By Ashley Shepherd
Fred Loveday, left home at the age of 13. He left seeking work and got a job as a bellhop at a hotel in Gatlinburg, and he quickly learned as a young boy how to have a good work ethic. He loved his hometown and looked for successful people to form relationships with, because he knew there was so much opportunity in our area. Mr. James McAfee gave him a job at one of his businesses. My Papaw knew the value of working hard, building relationships, and giving back through the life of Mr. McAfee.
Papaw married Reba Wilson, and they quickly grew their family and developed roots in the area. He continued to work hard and eventually became a very successful businessman owning 2 hotels, a partner at Rockin’ Raceway, Riverside RV Park, and a mini storage as well as lots of properties. This man, the one with a 3rd grade education, caused a ripple effect that was more valuable than money or success. He raised his family to love Jesus and invested in so many lives by giving back to the community. The blessing of this was passed down to my mother and father, Kent and Teresa Loveday. They began managing Riverside RV Park when I was 6 years old and my papaw mentored them on how to successfully grow a business but most importantly, how to influence people.
When my Papaw passed away, it left a huge hole in not just my heart, but also the community’s heart. New Hope Church was packed wall-to-wall with lives he touched. My parents picked up my Papaw’s legacy of growing Riverside RV Park into a place where people would feel God’s Presence when they entered the property.

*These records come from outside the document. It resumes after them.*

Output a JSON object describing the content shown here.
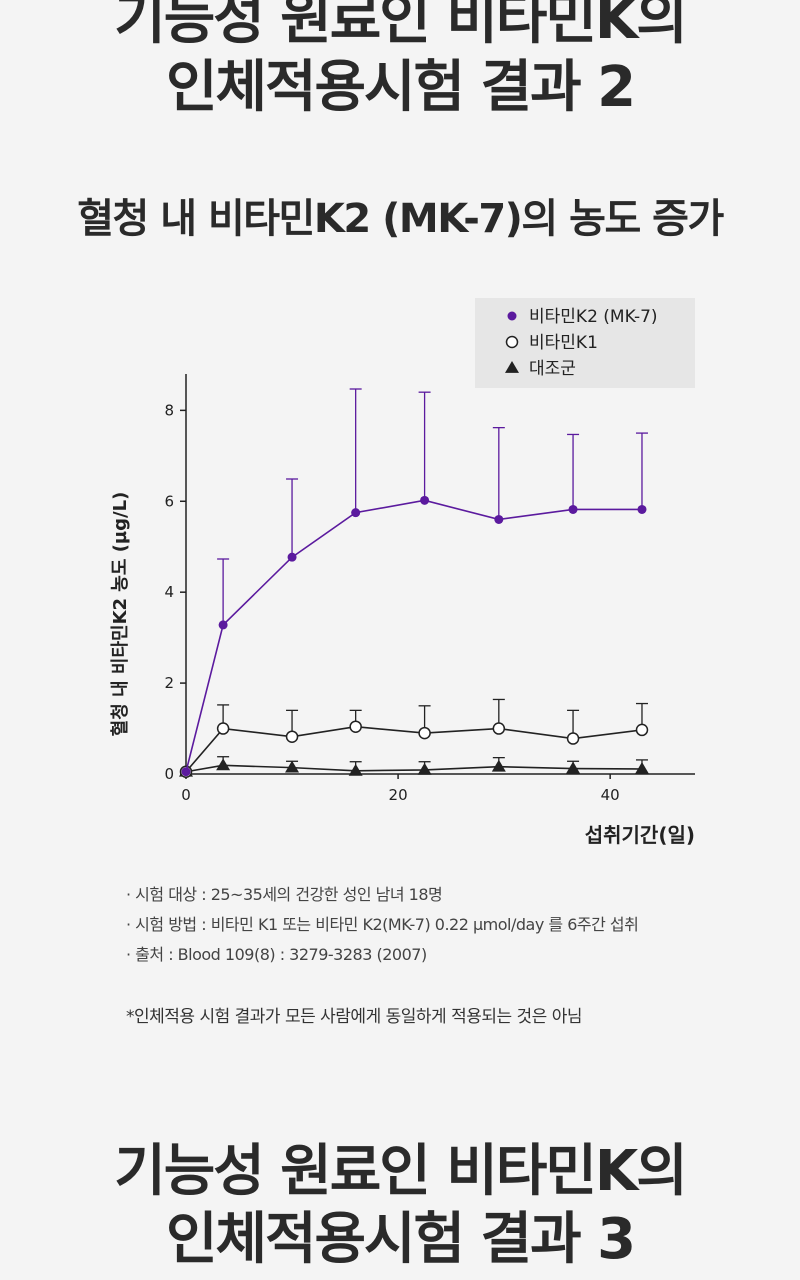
{
  "heading_top": {
    "line1": "기능성 원료인 비타민K의",
    "line2": "인체적용시험 결과 2"
  },
  "subtitle": "혈청 내 비타민K2 (MK-7)의 농도 증가",
  "chart_data": {
    "type": "line",
    "ylabel": "혈청 내 비타민K2 농도 (µg/L)",
    "xlabel": "섭취기간(일)",
    "xlim": [
      0,
      48
    ],
    "ylim": [
      0,
      8.8
    ],
    "x_ticks": [
      0,
      20,
      40
    ],
    "y_ticks": [
      0,
      2,
      4,
      6,
      8
    ],
    "legend_position": "top-right",
    "series": [
      {
        "name": "비타민K2 (MK-7)",
        "marker": "filled-circle",
        "color": "#5b1a9e",
        "x": [
          0,
          3.5,
          10,
          16,
          22.5,
          29.5,
          36.5,
          43
        ],
        "y": [
          0.05,
          3.28,
          4.77,
          5.75,
          6.02,
          5.6,
          5.82,
          5.82
        ],
        "err": [
          0,
          1.45,
          1.72,
          2.72,
          2.38,
          2.02,
          1.65,
          1.68
        ]
      },
      {
        "name": "비타민K1",
        "marker": "open-circle",
        "color": "#222222",
        "x": [
          0,
          3.5,
          10,
          16,
          22.5,
          29.5,
          36.5,
          43
        ],
        "y": [
          0.05,
          1.0,
          0.82,
          1.04,
          0.9,
          1.0,
          0.78,
          0.97
        ],
        "err": [
          0,
          0.52,
          0.58,
          0.36,
          0.6,
          0.64,
          0.62,
          0.58
        ]
      },
      {
        "name": "대조군",
        "marker": "filled-triangle",
        "color": "#222222",
        "x": [
          0,
          3.5,
          10,
          16,
          22.5,
          29.5,
          36.5,
          43
        ],
        "y": [
          0.05,
          0.19,
          0.14,
          0.07,
          0.09,
          0.16,
          0.12,
          0.11
        ],
        "err": [
          0,
          0.19,
          0.14,
          0.2,
          0.18,
          0.2,
          0.16,
          0.2
        ]
      }
    ]
  },
  "notes": [
    "· 시험 대상 : 25~35세의 건강한 성인 남녀 18명",
    "· 시험 방법 : 비타민 K1 또는 비타민 K2(MK-7) 0.22 µmol/day 를 6주간 섭취",
    "· 출처 : Blood 109(8) : 3279-3283 (2007)"
  ],
  "disclaimer": "*인체적용 시험 결과가 모든 사람에게 동일하게 적용되는 것은 아님",
  "heading_bottom": {
    "line1": "기능성 원료인 비타민K의",
    "line2": "인체적용시험 결과 3"
  }
}
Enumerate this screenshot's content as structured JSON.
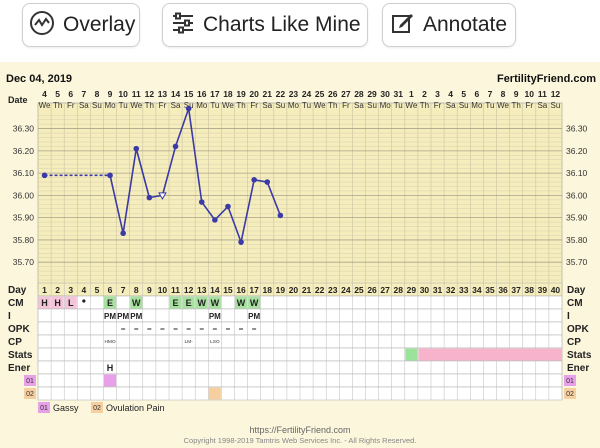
{
  "toolbar": {
    "overlay_label": "Overlay",
    "charts_like_mine_label": "Charts Like Mine",
    "annotate_label": "Annotate"
  },
  "chart_data": {
    "type": "line",
    "title_date": "Dec 04, 2019",
    "site": "FertilityFriend.com",
    "row_labels": {
      "date": "Date",
      "day": "Day",
      "cm": "CM",
      "i": "I",
      "opk": "OPK",
      "cp": "CP",
      "stats": "Stats",
      "ener": "Ener"
    },
    "dates": [
      "4",
      "5",
      "6",
      "7",
      "8",
      "9",
      "10",
      "11",
      "12",
      "13",
      "14",
      "15",
      "16",
      "17",
      "18",
      "19",
      "20",
      "21",
      "22",
      "23",
      "24",
      "25",
      "26",
      "27",
      "28",
      "29",
      "30",
      "31",
      "1",
      "2",
      "3",
      "4",
      "5",
      "6",
      "7",
      "8",
      "9",
      "10",
      "11",
      "12"
    ],
    "weekdays": [
      "We",
      "Th",
      "Fr",
      "Sa",
      "Su",
      "Mo",
      "Tu",
      "We",
      "Th",
      "Fr",
      "Sa",
      "Su",
      "Mo",
      "Tu",
      "We",
      "Th",
      "Fr",
      "Sa",
      "Su",
      "Mo",
      "Tu",
      "We",
      "Th",
      "Fr",
      "Sa",
      "Su",
      "Mo",
      "Tu",
      "We",
      "Th",
      "Fr",
      "Sa",
      "Su",
      "Mo",
      "Tu",
      "We",
      "Th",
      "Fr",
      "Sa",
      "Su"
    ],
    "cycle_days": [
      1,
      2,
      3,
      4,
      5,
      6,
      7,
      8,
      9,
      10,
      11,
      12,
      13,
      14,
      15,
      16,
      17,
      18,
      19,
      20,
      21,
      22,
      23,
      24,
      25,
      26,
      27,
      28,
      29,
      30,
      31,
      32,
      33,
      34,
      35,
      36,
      37,
      38,
      39,
      40
    ],
    "y_ticks": [
      "36.30",
      "36.20",
      "36.10",
      "36.00",
      "35.90",
      "35.80",
      "35.70"
    ],
    "ylim": [
      35.62,
      36.37
    ],
    "temps": [
      36.09,
      null,
      null,
      null,
      null,
      36.09,
      35.83,
      36.21,
      35.99,
      36.0,
      36.22,
      36.39,
      35.97,
      35.89,
      35.95,
      35.79,
      36.07,
      36.06,
      35.91
    ],
    "open_point_days": [
      10
    ],
    "dashed_segments": [
      [
        1,
        6
      ]
    ],
    "cm": {
      "1": "H",
      "2": "H",
      "3": "L",
      "6": "E",
      "8": "W",
      "11": "E",
      "12": "E",
      "13": "W",
      "14": "W",
      "16": "W",
      "17": "W"
    },
    "intercourse": {
      "6": "PM",
      "7": "PM",
      "8": "PM",
      "14": "PM",
      "17": "PM"
    },
    "opk_days": [
      7,
      8,
      9,
      10,
      11,
      12,
      13,
      14,
      15,
      16,
      17
    ],
    "cp": {
      "6": "HMO",
      "12": "LM-",
      "14": "LSO"
    },
    "ener": {
      "6": "H"
    },
    "stats_green_days": [
      29
    ],
    "stats_pink_from_day": 30,
    "custom_rows": [
      {
        "code": "01",
        "color": "#e8a0e8",
        "days": [
          6
        ]
      },
      {
        "code": "02",
        "color": "#f5cfa0",
        "days": [
          14
        ]
      }
    ],
    "legend": [
      {
        "code": "01",
        "label": "Gassy",
        "color": "#e8a0e8"
      },
      {
        "code": "02",
        "label": "Ovulation Pain",
        "color": "#f5cfa0"
      }
    ],
    "footer_url": "https://FertilityFriend.com",
    "footer_copy": "Copyright 1998-2019 Tamtris Web Services Inc. - All Rights Reserved."
  }
}
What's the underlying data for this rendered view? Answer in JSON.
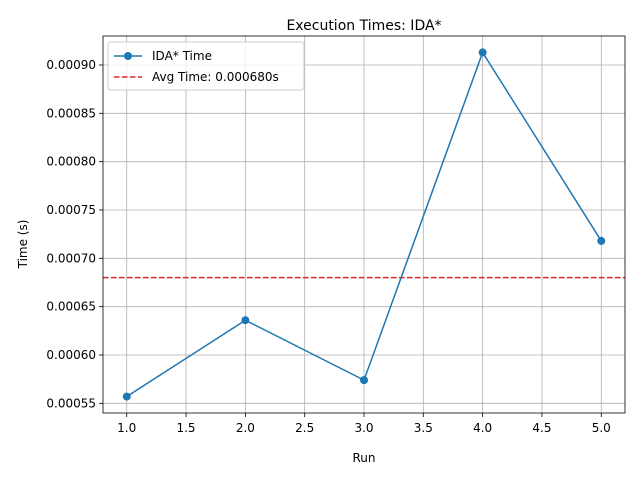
{
  "chart_data": {
    "type": "line",
    "title": "Execution Times: IDA*",
    "xlabel": "Run",
    "ylabel": "Time (s)",
    "x": [
      1,
      2,
      3,
      4,
      5
    ],
    "series": [
      {
        "name": "IDA* Time",
        "values": [
          0.000557,
          0.000636,
          0.000574,
          0.000913,
          0.000718
        ],
        "color": "#1f77b4",
        "marker": "circle"
      }
    ],
    "reference_line": {
      "label": "Avg Time: 0.000680s",
      "value": 0.00068,
      "color": "#d62728",
      "style": "dashed"
    },
    "xlim": [
      0.8,
      5.2
    ],
    "ylim": [
      0.00054,
      0.00093
    ],
    "xticks": [
      1.0,
      1.5,
      2.0,
      2.5,
      3.0,
      3.5,
      4.0,
      4.5,
      5.0
    ],
    "xtick_labels": [
      "1.0",
      "1.5",
      "2.0",
      "2.5",
      "3.0",
      "3.5",
      "4.0",
      "4.5",
      "5.0"
    ],
    "yticks": [
      0.00055,
      0.0006,
      0.00065,
      0.0007,
      0.00075,
      0.0008,
      0.00085,
      0.0009
    ],
    "ytick_labels": [
      "0.00055",
      "0.00060",
      "0.00065",
      "0.00070",
      "0.00075",
      "0.00080",
      "0.00085",
      "0.00090"
    ],
    "grid": true,
    "legend_position": "top-left"
  }
}
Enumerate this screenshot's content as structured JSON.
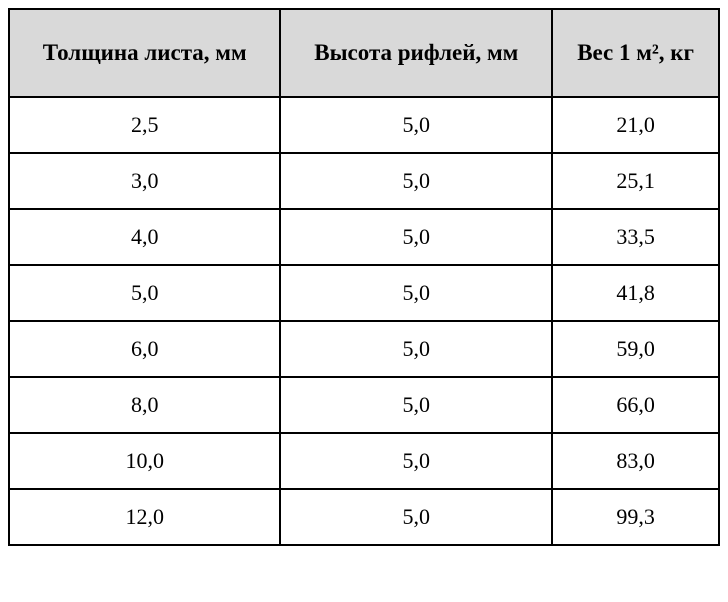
{
  "table": {
    "columns": [
      "Толщина листа, мм",
      "Высота рифлей, мм",
      "Вес 1 м², кг"
    ],
    "rows": [
      [
        "2,5",
        "5,0",
        "21,0"
      ],
      [
        "3,0",
        "5,0",
        "25,1"
      ],
      [
        "4,0",
        "5,0",
        "33,5"
      ],
      [
        "5,0",
        "5,0",
        "41,8"
      ],
      [
        "6,0",
        "5,0",
        "59,0"
      ],
      [
        "8,0",
        "5,0",
        "66,0"
      ],
      [
        "10,0",
        "5,0",
        "83,0"
      ],
      [
        "12,0",
        "5,0",
        "99,3"
      ]
    ],
    "header_bg_color": "#d9d9d9",
    "border_color": "#000000",
    "cell_bg_color": "#ffffff",
    "header_fontsize": 23,
    "cell_fontsize": 22,
    "font_family": "Times New Roman"
  }
}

They made sure to value relationships first. Papaw proved that the opportunity to love and serve others through businesses in our area was like none other; he would always tell us it’s our own mission field where people come to us. My parents took great pride in continuing his legacy of being a difference maker in every life they came in contact with.
My daddy preaches every Sunday at Riverside. He calls it the “Church without walls,” and my parents quickly realized the impact it was making on their mission field. In 2006 they started a non-profit called Riverside Mission. They regularly fund Sevier County Food Ministries, and through their faithfulness, God has expanded their influence to help Hope House Orphanage in San Pedro Sula, Honduras since 2004. When the fires happened in the fall of 2016, Riverside Mission helped raise over $30,000 to help fire victims with housing and supplies. My parents are always searching for ways to love and serve in our area.
I can only imagine my Papaw looking down, thankful his legacy of loving people is still alive today. We have shared the story of their great Papaw Fred leaving his house at age 13 to his 6 great grand children in hopes to carry on his ripple effect. It only takes one person to smile, encourage, and love to change another person’s life. We have an incredible opportunity to impact thousands of lives from all over the world in our small town of Sevier County. In the words of my papaw Fred, be kind and show God’s love to everyone you meet.